Il nuovo redditometro non deve essere un mezzo di tortura

Il redditometro è un ottimo strumento per sconfiggere l’evasione fiscale, per l’imposta sul reddito, purché sia costruito bene, con criteri matematici, su dati certi. Se da essi si desume che una persona spende, per sé e per la famiglia, più di quel che dichiara, i casi sono due: o ha dei redditi, che non sono oggetto di dichiarazione, come quelli dei titoli sottoposti a cedolari secche oppure che sono legalmente valutati con catasto agricolo che li sottovaluta.

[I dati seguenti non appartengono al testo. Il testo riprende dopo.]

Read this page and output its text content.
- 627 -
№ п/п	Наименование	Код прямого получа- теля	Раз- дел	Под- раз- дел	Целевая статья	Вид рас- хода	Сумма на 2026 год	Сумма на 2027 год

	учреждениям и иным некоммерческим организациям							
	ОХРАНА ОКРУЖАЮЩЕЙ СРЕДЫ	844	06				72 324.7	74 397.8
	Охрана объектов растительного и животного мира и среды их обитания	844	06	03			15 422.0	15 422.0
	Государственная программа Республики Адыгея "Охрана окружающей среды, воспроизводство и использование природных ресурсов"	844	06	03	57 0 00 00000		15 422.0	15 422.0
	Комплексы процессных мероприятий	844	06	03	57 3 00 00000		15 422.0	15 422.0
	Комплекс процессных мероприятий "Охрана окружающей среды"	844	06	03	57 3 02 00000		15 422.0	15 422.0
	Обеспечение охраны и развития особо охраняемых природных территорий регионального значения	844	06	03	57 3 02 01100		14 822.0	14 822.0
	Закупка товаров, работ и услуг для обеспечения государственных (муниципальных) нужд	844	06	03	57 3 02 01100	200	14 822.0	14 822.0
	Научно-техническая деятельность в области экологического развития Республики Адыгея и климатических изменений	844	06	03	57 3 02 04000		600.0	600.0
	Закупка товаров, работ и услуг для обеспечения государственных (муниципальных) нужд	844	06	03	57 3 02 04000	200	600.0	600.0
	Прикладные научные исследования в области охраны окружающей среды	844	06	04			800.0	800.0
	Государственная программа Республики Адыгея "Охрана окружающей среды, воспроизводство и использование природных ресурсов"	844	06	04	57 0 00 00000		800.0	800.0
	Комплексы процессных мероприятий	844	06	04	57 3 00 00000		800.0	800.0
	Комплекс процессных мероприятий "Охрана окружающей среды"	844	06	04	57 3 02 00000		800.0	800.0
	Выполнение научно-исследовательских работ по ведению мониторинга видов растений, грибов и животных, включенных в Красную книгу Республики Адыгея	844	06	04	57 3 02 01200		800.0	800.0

In passato, quando io istituii il redditometro, come ministro delle Finanze, nel 1983, non esisteva internet. Quindi ci si doveva rifare, soprattutto, a dati che il contribuente indicava nella sua dichiarazione dei redditi. Nel 1992 la sinistra, quando io ero presidente della Commissione finanze del Senato, pretese che la dichiarazione dei redditi contenesse una minuziosa serie di informazioni sul contribuente. Ne venne così, nonostante il mio parere contrario, un modulo che fu definito lunare. Alla maggioranza della Commissione pareva che in questo modo si potesse agevolare la lotta all’evasione. Ma il risultato fu l’opposto, perché la eccessiva complicazione dava luogo a errori difficili da controllare.

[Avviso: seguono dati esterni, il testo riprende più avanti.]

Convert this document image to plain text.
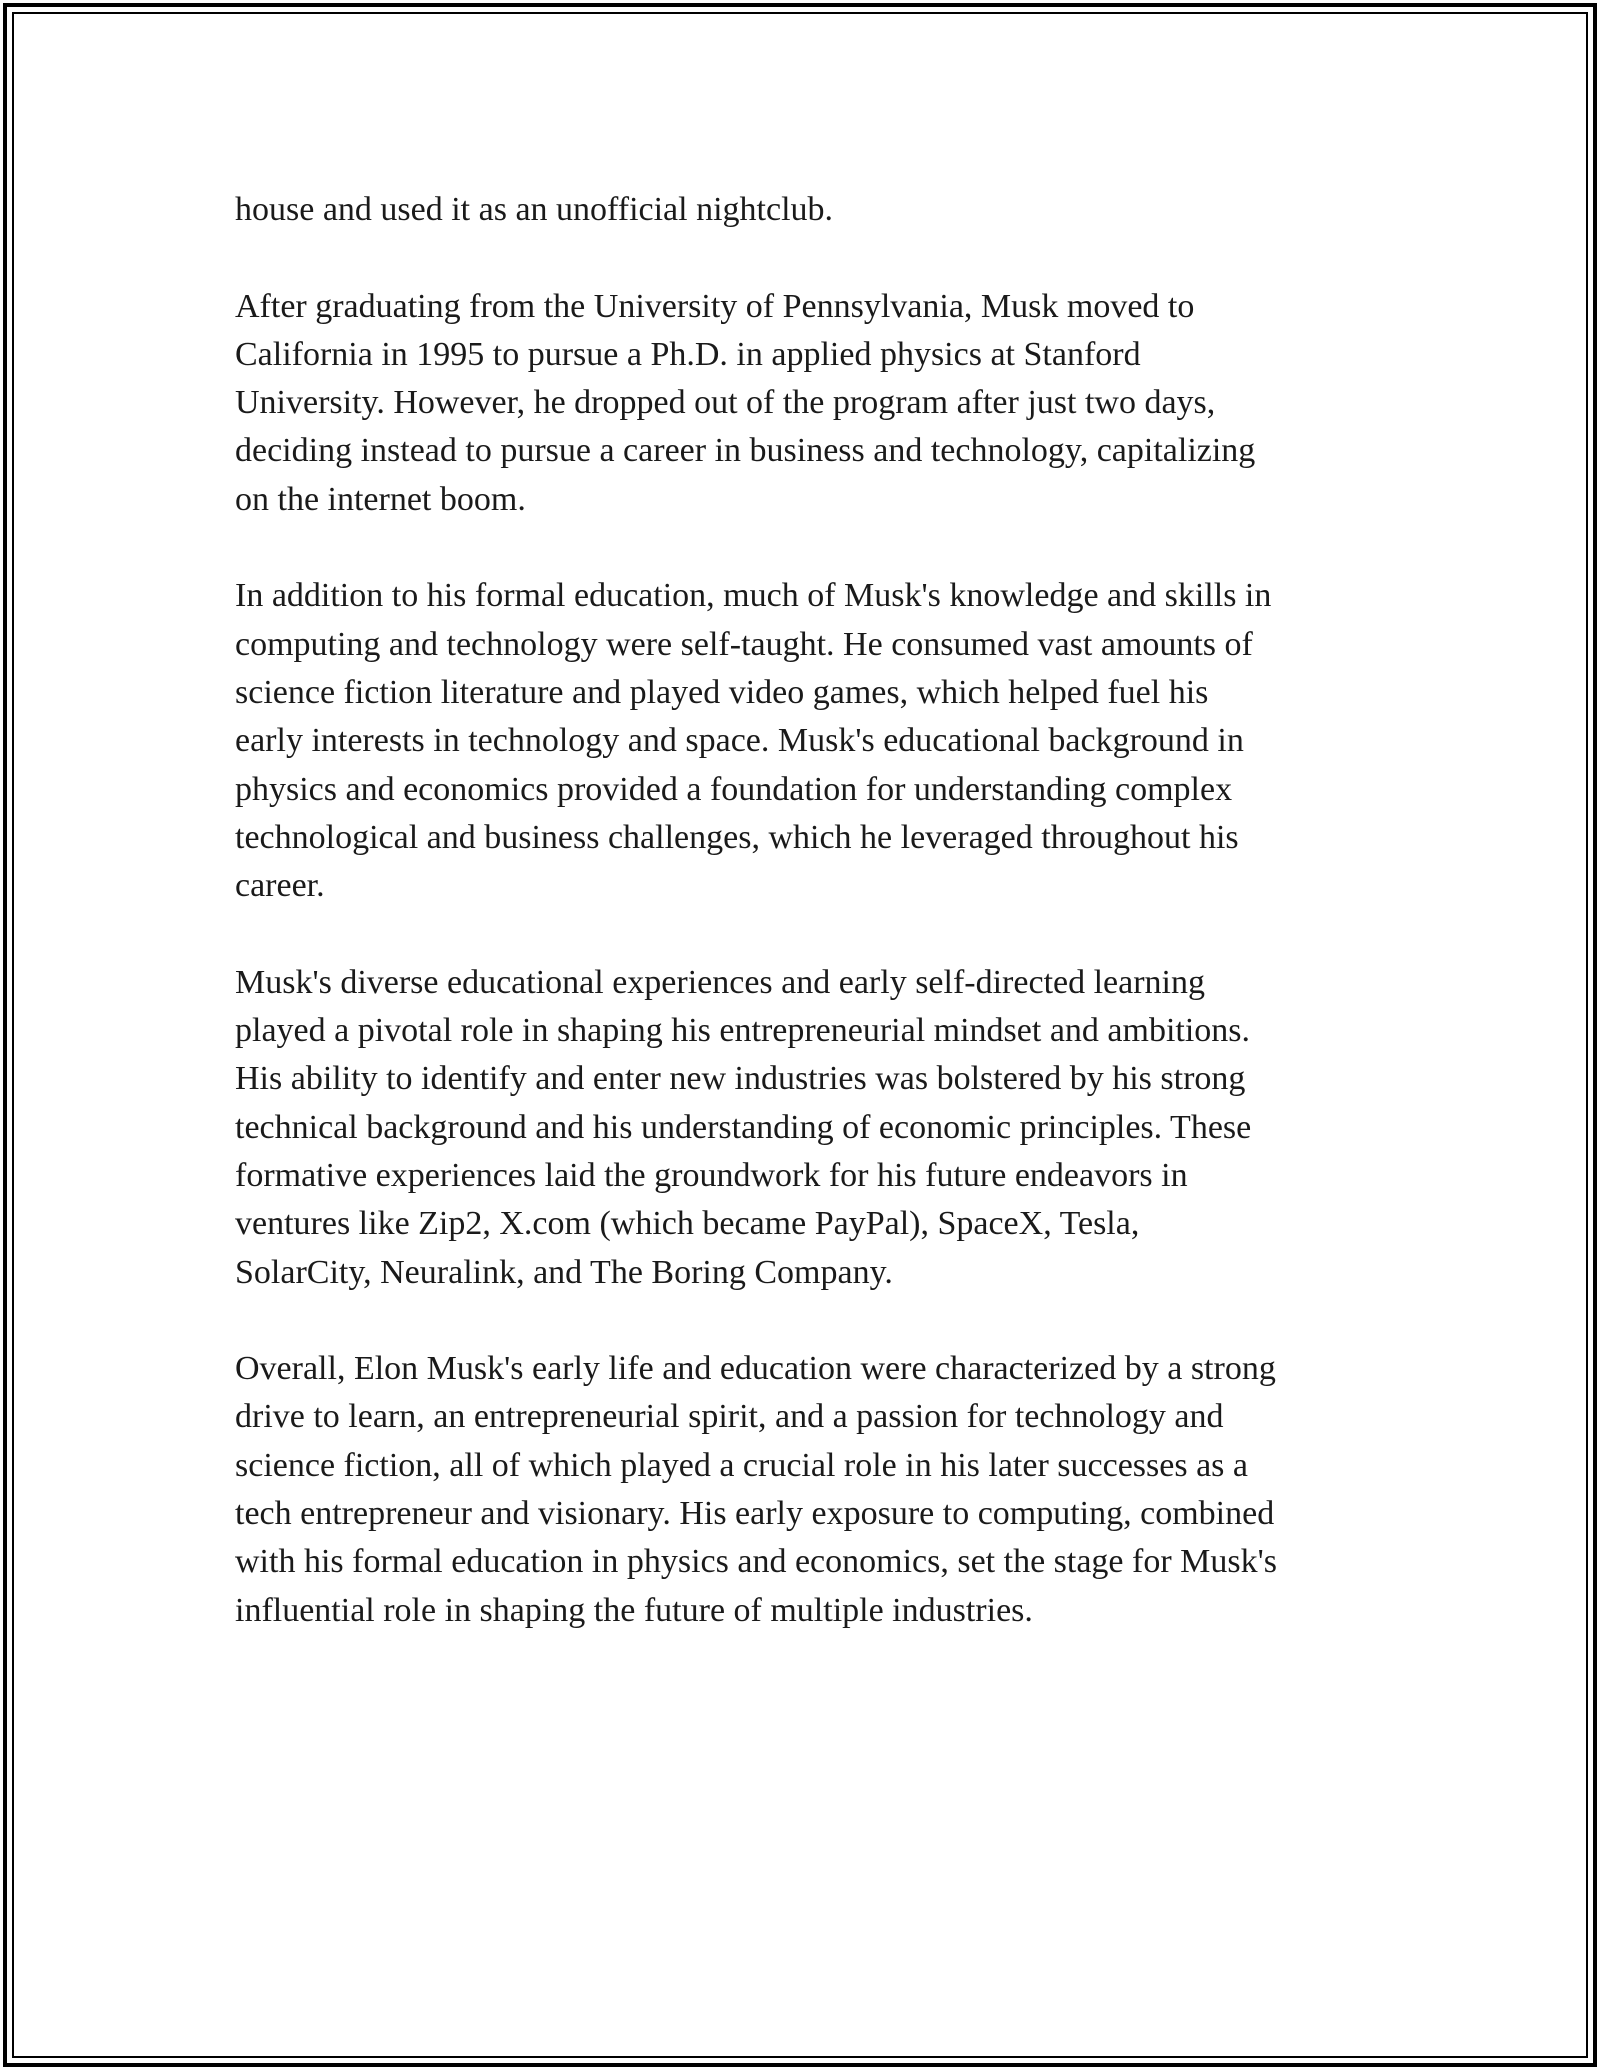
house and used it as an unofficial nightclub.

After graduating from the University of Pennsylvania, Musk moved to
California in 1995 to pursue a Ph.D. in applied physics at Stanford
University. However, he dropped out of the program after just two days,
deciding instead to pursue a career in business and technology, capitalizing
on the internet boom.

In addition to his formal education, much of Musk's knowledge and skills in
computing and technology were self-taught. He consumed vast amounts of
science fiction literature and played video games, which helped fuel his
early interests in technology and space. Musk's educational background in
physics and economics provided a foundation for understanding complex
technological and business challenges, which he leveraged throughout his
career.

Musk's diverse educational experiences and early self-directed learning
played a pivotal role in shaping his entrepreneurial mindset and ambitions.
His ability to identify and enter new industries was bolstered by his strong
technical background and his understanding of economic principles. These
formative experiences laid the groundwork for his future endeavors in
ventures like Zip2, X.com (which became PayPal), SpaceX, Tesla,
SolarCity, Neuralink, and The Boring Company.

Overall, Elon Musk's early life and education were characterized by a strong
drive to learn, an entrepreneurial spirit, and a passion for technology and
science fiction, all of which played a crucial role in his later successes as a
tech entrepreneur and visionary. His early exposure to computing, combined
with his formal education in physics and economics, set the stage for Musk's
influential role in shaping the future of multiple industries.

Attualmente non c’è bisogno delle informazioni sul tenore di vita, nella dichiarazione dei redditi. È molto meglio riferirsi alle banche dati, che si possono raccogliere, con gli strumenti informatici. Però il contribuente deve essere al corrente del contenuto del redditometro perché il rapporto fra lui e il fisco deve essere leale. Nel redditometro, in origine, c’erano non solo spese, come quella per il personale di lavoro domestico o l’affitto, ma anche beni importanti, come autovetture, aerei, imbarcazioni da diporto, cavalli, abitazioni proprie principali e secondarie, parchi, anche intestati a società o terzi ma in uso proprio. Ciò non per risalire al loro acquisto: se questo è avvenuto in anni per i quali l’accertamento tributario non è più possibile, è sbagliato indagare su come il contribuente si è procurato quei beni. Invece, ognuno di questi beni comporta spese di uso e manutenzione. E quindi il redditometro deve avere tabelle che indichino il valore ordinario di tale spese.

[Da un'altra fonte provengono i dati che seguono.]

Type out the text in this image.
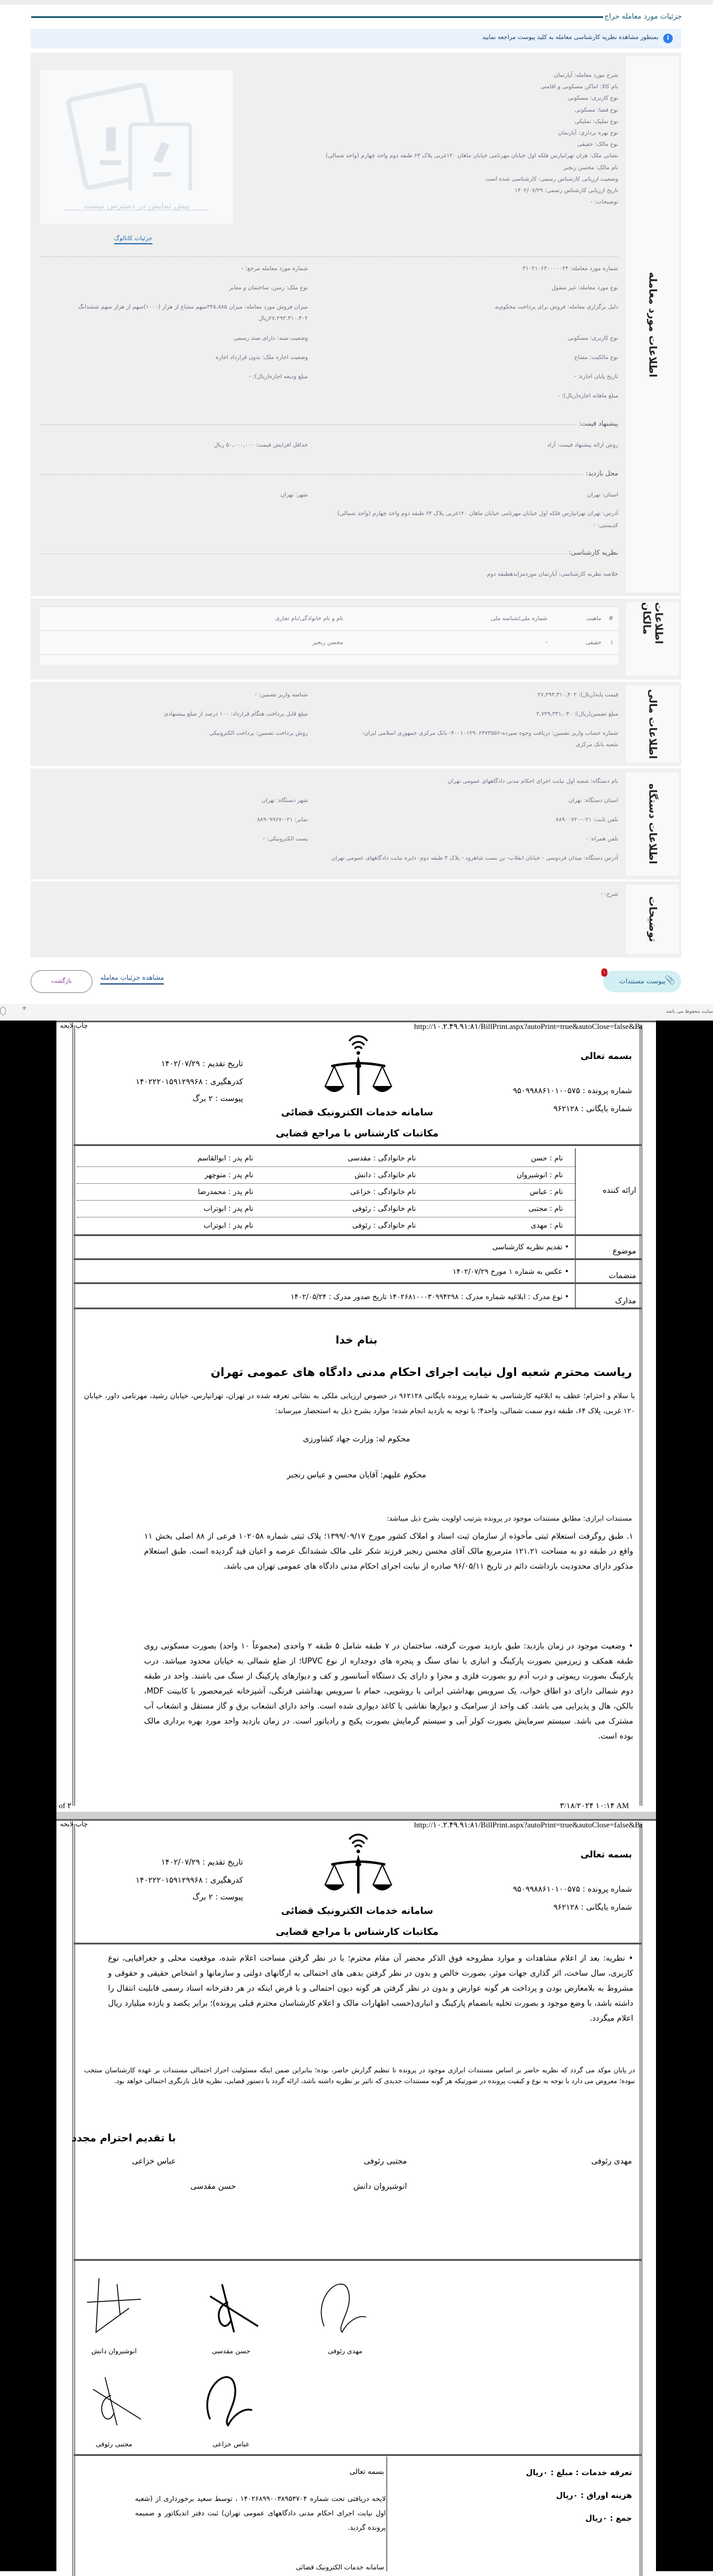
جزئیات مورد معامله حراج
i
بمنظور مشاهده نظریه کارشناسی معامله به کلید پیوست مراجعه نمایید
اطلاعات مورد معامله
پیش نمایش در دسترس نیست
جزئیات کاتالوگ
پیشنهاد قیمت:
روش ارائه پیشنهاد قیمت: آزاد
حداقل افزایش قیمت: ۵۰,۰۰۰,۰۰۰ ریال
محل بازدید:
استان: تهران
شهر: تهران
آدرس: تهران تهرانپارس فلکه اول خیابان مهرنامی خیابان ماهان ۱۲۰غربی پلاک ۶۴ طبقه دوم واحد چهارم (واحد شمالی)
کدپستی: -
نظریه کارشناسی:
خلاصه نظریه کارشناسی: آپارتمان موردمزایدهطبقه دوم
اطلاعات مالکان
#	ماهیت	شماره ملی/شناسه ملی	نام و نام خانوادگی/نام تجاری
۱	حقیقی	-	محسن رنجبر

اطلاعات مالی
قیمت پایه(ریال): ۲۷,۲۹۳,۳۱۰,۴۰۲
مبلغ تضمین(ریال): ۲,۷۲۹,۳۳۱,۰۴۰
شماره حساب واریز تضمین: دریافت وجوه سپرده-۴۰۰۱۰۱۲۹۰۶۳۷۳۵۵۶- بانک مرکزی جمهوری اسلامی ایران-
شعبه بانک مرکزی
شناسه واریز تضمین: -
مبلغ قابل پرداخت هنگام قرارداد: ۱۰۰ درصد از مبلغ پیشنهادی
روش پرداخت تضمین: پرداخت الکترونیکی
اطلاعات دستگاه
نام دستگاه: شعبه اول نیابت اجرای احکام مدنی دادگاههای عمومی تهران
استان دستگاه: تهران
تلفن ثابت: ۰۲۱-۸۸۹۰۰۷۲۰
تلفن همراه: -
شهر دستگاه: تهران
نمابر: ۰۲۱-۸۸۹۰۹۹۶۷
پست الکترونیکی: -
آدرس دستگاه: میدان فردوسی - خیابان انقلاب- بن بست شاهرود - پلاک ۴ طبقه دوم- دایره نیابت دادگاههای عمومی تهران
توضیحات
شرح: -
پیوست مستندات
📎
۱
مشاهده جزئیات معامله
بازگشت
سایت محفوظ می باشد
⚜
شرح مورد معامله: آپارتمان
نام کالا: اماکن مسکونی و اقامتی
نوع کاربری: مسکونی
نوع فضا: مسکونی
نوع تملیک: تملیکی
نوع بهره برداری: آپارتمان
نوع مالک: حقیقی
نشانی ملک: هران تهرانپارس فلکه اول خیابان مهرنامی خیابان ماهان ۱۲۰غربی پلاک ۶۴ طبقه دوم واحد چهارم (واحد شمالی)
نام مالک: محسن رنجبر
وضعیت ارزیابی کارشناس رسمی: کارشناسی شده است
تاریخ ارزیابی کارشناس رسمی: ۱۴۰۲/۰۷/۲۹
توضیحات: -
شماره مورد معامله: ۳۱۰۲۱۰۶۳۰۰۰۰۰۴۴
نوع مورد معامله: غیر منقول
دلیل برگزاری معامله: فروش برای پرداخت محکوم‌به
نوع کاربری: مسکونی
نوع مالکیت: مشاع
تاریخ پایان اجاره: -
مبلغ ماهانه اجاره(ریال): -
شماره مورد معامله مرجع: -
نوع ملک: زمین، ساختمان و معابر
میزان فروش مورد معامله: میزان ۳۴۵.۸۸۵سهم مشاع از هزار (۱۰۰۰)سهم از هزار سهم ششدانگ
۲۷.۲۹۳.۳۱۰.۴۰۲ریال
وضعیت سند: دارای سند رسمی
وضعیت اجاره ملک: بدون قرارداد اجاره
مبلغ ودیعه اجاره(ریال): -
http://۱۰.۲.۴۹.۹۱:۸۱/BillPrint.aspx?autoPrint=true&autoClose=false&Bi
چاپ لایحه
بسمه تعالی
شماره پرونده : ۹۵۰۹۹۸۸۶۱۰۱۰۰۵۷۵
شماره بایگانی : ۹۶۲۱۲۸
تاریخ تقدیم : ۱۴۰۲/۰۷/۲۹
کدرهگیری : ۱۴۰۲۲۲۰۱۵۹۱۲۹۹۶۸
پیوست : ۲ برگ
سامانه خدمات الکترونیک قضائی
مکاتبات کارشناس با مراجع قضایی
نام : حسن
نام خانوادگی : مقدسی
نام پدر : ابوالقاسم
نام : انوشیروان
نام خانوادگی : دانش
نام پدر : منوچهر
نام : عباس
نام خانوادگی : خزاعی
نام پدر : محمدرضا
نام : مجتبی
نام خانوادگی : رئوفی
نام پدر : ابوتراب
نام : مهدی
نام خانوادگی : رئوفی
نام پدر : ابوتراب
ارائه کننده
موضوع
• تقدیم نظریه کارشناسی
منضمات
• عکس به شماره ۱ مورخ ۱۴۰۲/۰۷/۲۹
مدارک
• نوع مدرک : ابلاغیه شماره مدرک : ۱۴۰۲۶۸۱۰۰۰۳۰۹۹۴۲۹۸ تاریخ صدور مدرک : ۱۴۰۲/۰۵/۲۴
بنام خدا
ریاست محترم شعبه اول نیابت اجرای احکام مدنی دادگاه های عمومی تهران
با سلام و احترام؛ عطف به ابلاغیه کارشناسی به شماره پرونده بایگانی ۹۶۲۱۲۸ در خصوص ارزیابی ملکی به نشانی تعرفه شده در تهران، تهرانپارس، خیابان رشید، مهرنامی داور، خیابان ۱۲۰ غربی، پلاک ۶۴، طبقه دوم سمت شمالی، واحد۴؛ با توجه به بازدید انجام شده؛ موارد بشرح ذیل به استحضار میرساند:
محکوم له: وزارت جهاد کشاورزی
محکوم علیهم: آقایان محسن و عباس رنجبر
مستندات ابرازی: مطابق مستندات موجود در پرونده بترتیب اولویت بشرح ذیل میباشد:
۱. طبق روگرفت استعلام ثبتی مأخوذه از سازمان ثبت اسناد و املاک کشور مورخ ۱۳۹۹/۰۹/۱۷؛ پلاک ثبتی شماره ۱۰۲۰۵۸ فرعی از ۸۸ اصلی بخش ۱۱ واقع در طبقه دو به مساحت ۱۲۱.۲۱ مترمربع مالک آقای محسن رنجبر فرزند شکر علی مالک ششدانگ عرصه و اعیان قید گردیده است. طبق استعلام مذکور دارای محدودیت بازداشت دائم در تاریخ ۹۶/۰۵/۱۱ صادره از نیابت اجرای احکام مدنی دادگاه های عمومی تهران می باشد.
• وضعیت موجود در زمان بازدید: طبق بازدید صورت گرفته، ساختمان در ۷ طبقه شامل ۵ طبقه ۲ واحدی (مجموعاً ۱۰ واحد) بصورت مسکونی روی طبقه همکف و زیرزمین بصورت پارکینگ و انباری با نمای سنگ و پنجره های دوجداره از نوع UPVC؛ از ضلع شمالی به خیابان محدود میباشد. درب پارکینگ بصورت ریموتی و درب آدم رو بصورت فلزی و مجزا و دارای یک دستگاه آسانسور و کف و دیوارهای پارکینگ از سنگ می باشند. واحد در طبقه دوم شمالی دارای دو اطاق خواب، یک سرویس بهداشتی ایرانی با روشویی، حمام با سرویس بهداشتی فرنگی، آشپزخانه غیرمحصور با کابینت MDF، بالکن، هال و پذیرایی می باشد. کف واحد از سرامیک و دیوارها نقاشی یا کاغذ دیواری شده است. واحد دارای انشعاب برق و گاز مستقل و انشعاب آب مشترک می باشد. سیستم سرمایش بصورت کولر آبی و سیستم گرمایش بصورت پکیج و رادیاتور است. در زمان بازدید واحد مورد بهره برداری مالک بوده است.
۳/۱۸/۲۰۲۴ ۱۰:۱۴ AM
of ۲
http://۱۰.۲.۴۹.۹۱:۸۱/BillPrint.aspx?autoPrint=true&autoClose=false&Bi
چاپ لایحه
بسمه تعالی
شماره پرونده : ۹۵۰۹۹۸۸۶۱۰۱۰۰۵۷۵
شماره بایگانی : ۹۶۲۱۲۸
تاریخ تقدیم : ۱۴۰۲/۰۷/۲۹
کدرهگیری : ۱۴۰۲۲۲۰۱۵۹۱۲۹۹۶۸
پیوست : ۲ برگ
سامانه خدمات الکترونیک قضائی
مکاتبات کارشناس با مراجع قضایی
• نظریه: بعد از اعلام مشاهدات و موارد مطروحه فوق الذکر محضر آن مقام محترم؛ با در نظر گرفتن مساحت اعلام شده، موقعیت محلی و جغرافیایی، نوع کاربری، سال ساخت، اثر گذاری جهات موثر، بصورت خالص و بدون در نظر گرفتن بدهی های احتمالی به ارگانهای دولتی و سازمانها و اشخاص حقیقی و حقوقی و مشروط به بلامعارض بودن و پرداخت هر گونه عوارض و بدون در نظر گرفتن هر گونه دیون احتمالی و با فرض اینکه در هر دفترخانه اسناد رسمی قابلیت انتقال را داشته باشد، با وضع موجود و بصورت تخلیه بانضمام پارکینگ و انباری(حسب اظهارات مالک و اعلام کارشناسان محترم قبلی پرونده)؛ برابر یکصد و یازده میلیارد ریال اعلام میگردد.
در پایان موکد می گردد که نظریه حاضر بر اساس مستندات ابرازی موجود در پرونده تا تنظیم گزارش حاضر، بوده؛ بنابراین ضمن اینکه مسئولیت احراز احتمالی مستندات بر عهده کارشناسان منتخب نبوده؛ معروض می دارد با توجه به نوع و کیفیت پرونده در صورتیکه هر گونه مستندات جدیدی که تاثیر بر نظریه داشته باشد، ارائه گردد با دستور قضایی، نظریه قابل بازنگری احتمالی خواهد بود.
با تقدیم احترام مجدد
مهدی رئوفی
مجتبی رئوفی
عباس خزاعی
انوشیروان دانش
حسن مقدسی
مهدی رئوفی
حسن مقدسی
انوشیروان دانش
عباس خزاعی
مجتبی رئوفی
تعرفه خدمات : مبلغ : ۰ریال
هزینه اوراق : ۰ریال
جمع : ۰ریال
بسمه تعالی
لایحه دریافتی تحت شماره ۱۴۰۲۶۸۹۹۰۰۳۸۹۵۳۷۰۴ ، توسط سعید برخورداری از (شعبه اول نیابت اجرای احکام مدنی دادگاههای عمومی تهران) ثبت دفتر اندیکاتور و ضمیمه پرونده گردید.
سامانه خدمات الکترونیک قضائی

Il contribuente però deve avere la possibilità di fornire la prova che nel suo caso la spesa è minore. Ad esempio, potrebbe non avere mai usato il motoscafo, che è rimasto all’attracco. Allora conta solo la spesa per tenerlo nel porto. Le abitudini delle persone negli anni ’80, erano diverse da quelle attuali. Quindi il redditometro va aggiornato considerando spese, come quelle per i centri benessere e per l’uso della rete, che un tempo non esistevano. Per fare ciò il fisco non deve andare a casaccio, ma fare elaborazioni statistiche, che lo informano sulla rilevanza delle varie spese, in modo da inserire nel redditometro quelle «rappresentative». Ci sono, sul redditometro, grossi equivoci. Esso ha due funzioni fra loro distinte. La prima e principale è quella di indirizzare il fisco nel controllo delle dichiarazioni dei redditi. Ci sono persone che non risultano al fisco, ma fanno spese rilevanti che emergono col redditometro. Il fisco può sottoporre questi soggetti a verifica, per accertare come ciò sia possibile. Ci sono casi particolari in cui può accadere che una persona abbia un grande tenore di vita, perché è mantenuta da un’altra, che è ricca. Ma molte volte si tratta di criminali o soggetti con una professione anomala, i cui compensi hanno la forma di regali. Allora il reddito presunto potrà essere accertato automaticamente, mediante il redditometro. Ma in altri casi, il contribuente ha fatto una dichiarazione dei redditi con imponibili inferiori a quelli redditometro. Allora, il fisco non può procedere automaticamente all’accertamento induttivo mediante il redditometro. Può fare l’accertamento induttivo automatico solo in un’ipotesi: quella in cui la dichiarazione dei redditi presenti ripetute irregolarità di contenuto o di forma e quindi appaia inattendibile.

Quando il divario fra reddito dichiarato e valore del reddito presunto risultante dal redditometro sia molto grande, il fisco utilizzerà il redditometro, ma il contribuente potrà evitare la tassazione automatica che ne deriva od ottenerne una riduzione se dimostra che ha redditi non soggetti a dichiarazione, come quelli sottoposti cedolare secca o a catasto o che le spese che il redditometro rileva non corrispondono alle sue, ad esempio perché la villa a lui intestata è in uso al figlio, che è un ricco signore con congrua dichiarazione dei redditi. Insomma il redditometro non va concepito come uno strumento di tortura fiscale , ma soprattutto come un buon termometro.